Татьяна Мудрая - Геи и гейши
— Так Герой-Тень в своей пустоте, максимально приближенной к абсолюту, но все-таки его не достигающей, оказался способен принять в себя любую чужую выдумку — авторский рассказ, бытовой анекдот, беглое туристское впечатление, — и исторгнуть из себя преображенной, так сказать, в стиле Дома и его окрестностей и в тоне, который Дом задает своим камертоном? — говорил Леонард.
— И влиться в любое считающееся реальным или абсолютно вымышленное существо, наделяя его особенной жизнью, никак не связанной с бытием самого Шэди, — добавил Идрис.
— К тому же стрела в его луке имеет два наконечника, — снова сказал Лео. — Неясно, кто кого создает: Тень образы или это образы отбрасывают Тень. Причинно-следственная связь тут не выручит — она действительна лишь во времени. Так что есть смысл предположить третье составляющее, третьего участника игры…
— Вполне понятно, кто это, но из уважения к нему сделаем вид, что не замечаем, — кивнул Идрис. — Пустота самим своим бытием молит о наполненности, а молитва всегда бывает услышана.
— Он пишет свои тексты людьми: кто-то — лишь буква, и даже не из числа буквиц и украшенных заставок, — сказала Арауна, — кое-кого хватает на слово, на строку стиха или короткую музыкальную фразу. Нелишне разъяснить, что в старину музыку тоже писали буквами. Иной тянет на целый период или сквозную тему, но нам необходим тот, кто сумеет развернуть себя в книгу — я, понятное дело, не требую, чтобы то было Писание или Чтение, с нас и простой сказочки хватит.
— Мы сами тоже буквы, — ответил ей Лео. — Мы лишь подручный материал для поэмы, краски для картины, знаки и цифры для эйнштейновой формулы. Не мы пишем — пишут через нас и с нашей помощью: главное — соответствовать.

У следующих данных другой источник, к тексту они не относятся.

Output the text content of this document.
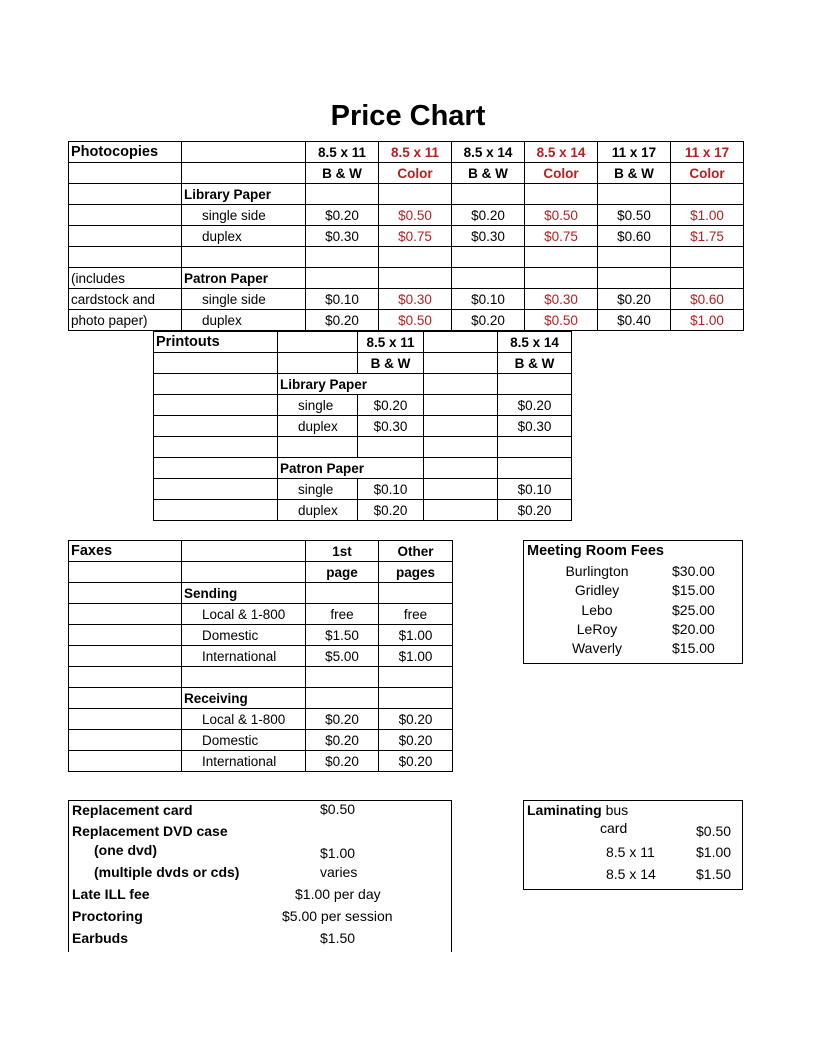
Price Chart
Photocopies		8.5 x 11	8.5 x 11	8.5 x 14	8.5 x 14	11 x 17	11 x 17
		B & W	Color	B & W	Color	B & W	Color
	Library Paper						
	single side	$0.20	$0.50	$0.20	$0.50	$0.50	$1.00
	duplex	$0.30	$0.75	$0.30	$0.75	$0.60	$1.75

(includes	Patron Paper						
cardstock and	single side	$0.10	$0.30	$0.10	$0.30	$0.20	$0.60
photo paper)	duplex	$0.20	$0.50	$0.20	$0.50	$0.40	$1.00
Printouts		8.5 x 11		8.5 x 14
		B & W		B & W
	Library Paper			
	single	$0.20		$0.20
	duplex	$0.30		$0.30

	Patron Paper			
	single	$0.10		$0.10
	duplex	$0.20		$0.20
Faxes		1st	Other
		page	pages
	Sending		
	Local & 1-800	free	free
	Domestic	$1.50	$1.00
	International	$5.00	$1.00

	Receiving		
	Local & 1-800	$0.20	$0.20
	Domestic	$0.20	$0.20
	International	$0.20	$0.20
Meeting Room Fees
Burlington	$30.00
Gridley	$15.00
Lebo	$25.00
LeRoy	$20.00
Waverly	$15.00
Replacement card	$0.50
Replacement DVD case
(one dvd)	$1.00
(multiple dvds or cds)	varies
Late ILL fee	$1.00 per day
Proctoring	$5.00 per session
Earbuds	$1.50
Laminating bus
card	$0.50
8.5 x 11	$1.00
8.5 x 14	$1.50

— Да, потому и Шэди почти непричастен тому, что через него излилось, — кивнул Идрис. — Соблюдена чистота эксперимента: но почему мы с таким упорством блюли неокрашенность и чистоту его собственной истории? Он ведь не спелый персик, который взламывают, не яйцо, откуда вылупляется птенец, но лишь немая и глухая точка скрещения лучей.
— Ты хочешь сказать, что ему стоило дать шанс побыть в игре на правах не птицы, а кого-то покрупнее? — ответила хозяйка. — Ну, ничего. Я не только Паук, я еще и Эскулап: я эту глухонемую точку вылечу, или он у меня вылетит не только в трубу, но и из-за стола, и во всех своих ипостасях сразу.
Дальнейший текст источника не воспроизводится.